8. There is also another ground which must result in invalidation of the detention of the petitioner. The law is now well settled as a result of a decision of this Court in D.S. Roy v. The State of West Bengal (2) that on a proper interpretation of Article 22, Clause (4) of the Constitution, the confirmation of the detention with a view to continue it beyond a period of three months, on receipt of the opinion of the Advisory Board, must be within three months from the date of detention. The confirmation of the detention must, therefore, follow within three months from the date of detention. Here, in the present case, the petitioner was detained pursuant to the order of detention on 11th July, 1974 and the order confirming the detention should, therefore, have been passed at the latest on 11th October, 1974. But the State Government, though it received the opinion of the Advisory Board as far back as 20th August, 1974, did not bestir itself for well nigh three months and it was only on 15th November, 1974 that it suddenly woke up to make the order of confirmation.
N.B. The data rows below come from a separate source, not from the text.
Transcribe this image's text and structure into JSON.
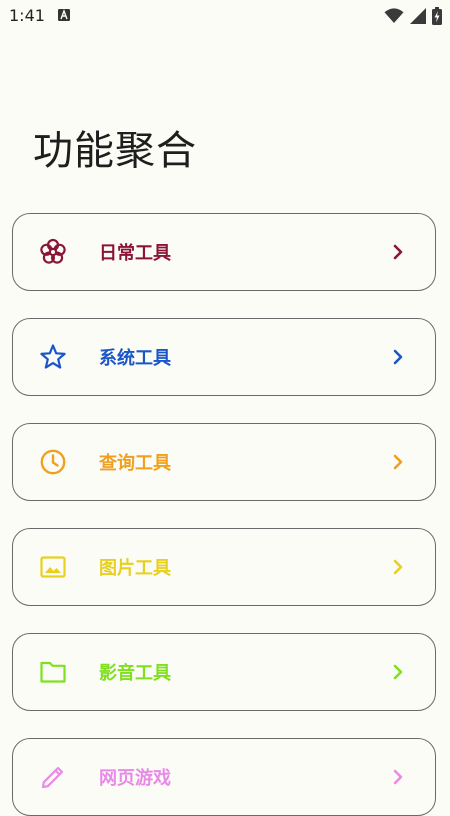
{
  "status_bar": {
    "time": "1:41"
  },
  "title": "功能聚合",
  "items": [
    {
      "label": "日常工具",
      "icon": "flower-icon",
      "color": "#8b1538"
    },
    {
      "label": "系统工具",
      "icon": "star-icon",
      "color": "#1a56c8"
    },
    {
      "label": "查询工具",
      "icon": "clock-icon",
      "color": "#f0a020"
    },
    {
      "label": "图片工具",
      "icon": "image-icon",
      "color": "#e8d020"
    },
    {
      "label": "影音工具",
      "icon": "folder-icon",
      "color": "#7ee01e"
    },
    {
      "label": "网页游戏",
      "icon": "pencil-icon",
      "color": "#e88ae8"
    }
  ]
}
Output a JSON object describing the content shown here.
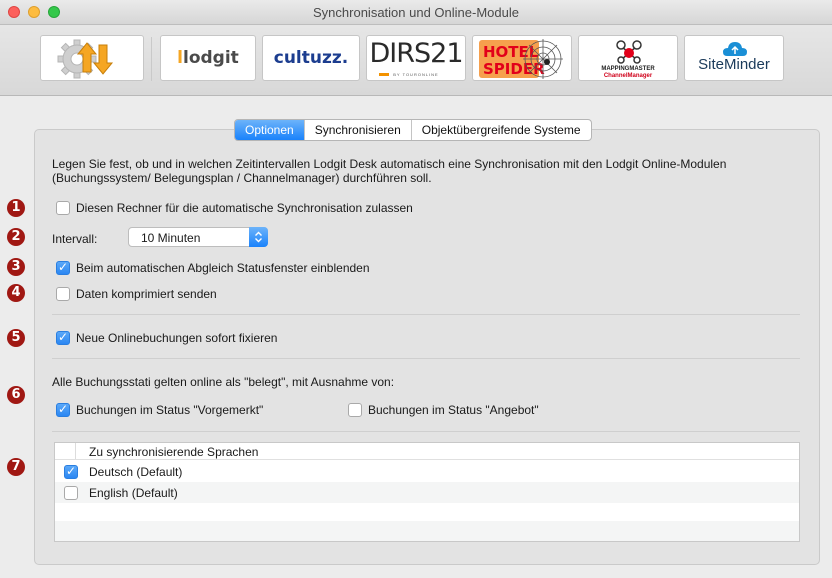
{
  "window": {
    "title": "Synchronisation und Online-Module"
  },
  "toolbar": {
    "items": [
      {
        "name": "sync-settings",
        "icon": "gear-arrows-icon"
      },
      {
        "name": "lodgit",
        "logo_text": "lodgit"
      },
      {
        "name": "cultuzz",
        "logo_text": "cultuzz."
      },
      {
        "name": "dirs21",
        "logo_text": "DIRS21",
        "sub_text": "BY TOURONLINE"
      },
      {
        "name": "hotel-spider",
        "logo_text": "HOTEL SPIDER"
      },
      {
        "name": "mappingmaster",
        "logo_text": "MAPPINGMASTER",
        "sub_text": "ChannelManager"
      },
      {
        "name": "siteminder",
        "logo_text": "SiteMinder"
      }
    ]
  },
  "tabs": [
    "Optionen",
    "Synchronisieren",
    "Objektübergreifende Systeme"
  ],
  "active_tab": 0,
  "description": {
    "line1": "Legen Sie fest, ob und in welchen Zeitintervallen Lodgit Desk automatisch eine Synchronisation mit den Lodgit Online-Modulen",
    "line2": "(Buchungssystem/ Belegungsplan / Channelmanager) durchführen soll."
  },
  "markers": [
    "1",
    "2",
    "3",
    "4",
    "5",
    "6",
    "7"
  ],
  "options": {
    "allow_auto_sync": {
      "label": "Diesen Rechner für die automatische Synchronisation zulassen",
      "checked": false
    },
    "interval": {
      "label": "Intervall:",
      "value": "10 Minuten"
    },
    "show_status_window": {
      "label": "Beim automatischen Abgleich Statusfenster einblenden",
      "checked": true
    },
    "send_compressed": {
      "label": "Daten komprimiert senden",
      "checked": false
    },
    "fix_online_bookings": {
      "label": "Neue Onlinebuchungen sofort fixieren",
      "checked": true
    }
  },
  "booking_status": {
    "intro": "Alle Buchungsstati gelten online als \"belegt\", mit Ausnahme von:",
    "reserved": {
      "label": "Buchungen im Status \"Vorgemerkt\"",
      "checked": true
    },
    "offer": {
      "label": "Buchungen im Status \"Angebot\"",
      "checked": false
    }
  },
  "languages": {
    "header": "Zu synchronisierende Sprachen",
    "items": [
      {
        "label": "Deutsch (Default)",
        "checked": true
      },
      {
        "label": "English (Default)",
        "checked": false
      }
    ]
  }
}
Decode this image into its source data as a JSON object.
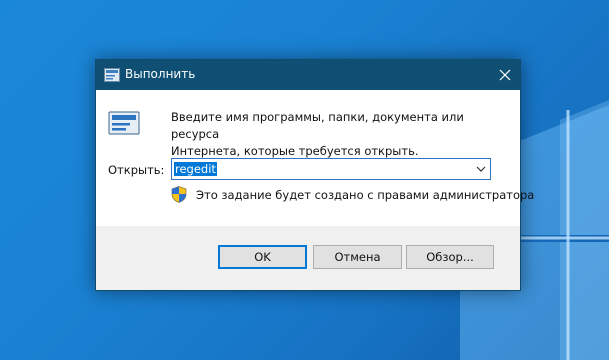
{
  "window": {
    "title": "Выполнить",
    "close_symbol": "✕"
  },
  "content": {
    "description_line1": "Введите имя программы, папки, документа или ресурса",
    "description_line2": "Интернета, которые требуется открыть.",
    "open_label": "Открыть:",
    "open_value": "regedit",
    "admin_note": "Это задание будет создано с правами администратора"
  },
  "buttons": {
    "ok": "OK",
    "cancel": "Отмена",
    "browse": "Обзор..."
  },
  "icons": {
    "title": "run-app-icon",
    "run": "run-app-icon",
    "shield": "uac-shield-icon",
    "dropdown": "chevron-down-icon",
    "close": "close-icon"
  },
  "colors": {
    "titlebar": "#0e4f73",
    "selection": "#0078d7",
    "desktop": "#1a82d3"
  }
}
The order of confirmation was clearly made beyond three months from the date of detention and there is, therefore, no escape from the conclusion that the order of detention must be held to be invalid. We may point out that the decision of this Court in D.S. Roy v. The State of West Bengal : 1973CriLJ446 was given as far back as 7th December, 1971 and vet the State Government in the present case acted in contravention of the Constitutional mandate enunciated and explained in that decision. Taking a charitable view of the matter we may presume that the State Government was not aware of this decision. But that can hardly be an excuse for violation of the law. We think it would be desirable if some machinery is set up by the Government of India or the State Government by which the decisions of this Court in cases of preventive detention are brought to the notice of the executive authorities as soon as they are handed down so that the executive authorities know what is the law laid down by this Court and they can conform to it. '
9. We are thus left with no choice but to hold the detention of the petitioner invalid. We, accordingly, allow the petition and make the rule absolute and direct that the petitioner should be set at liberty forthwith.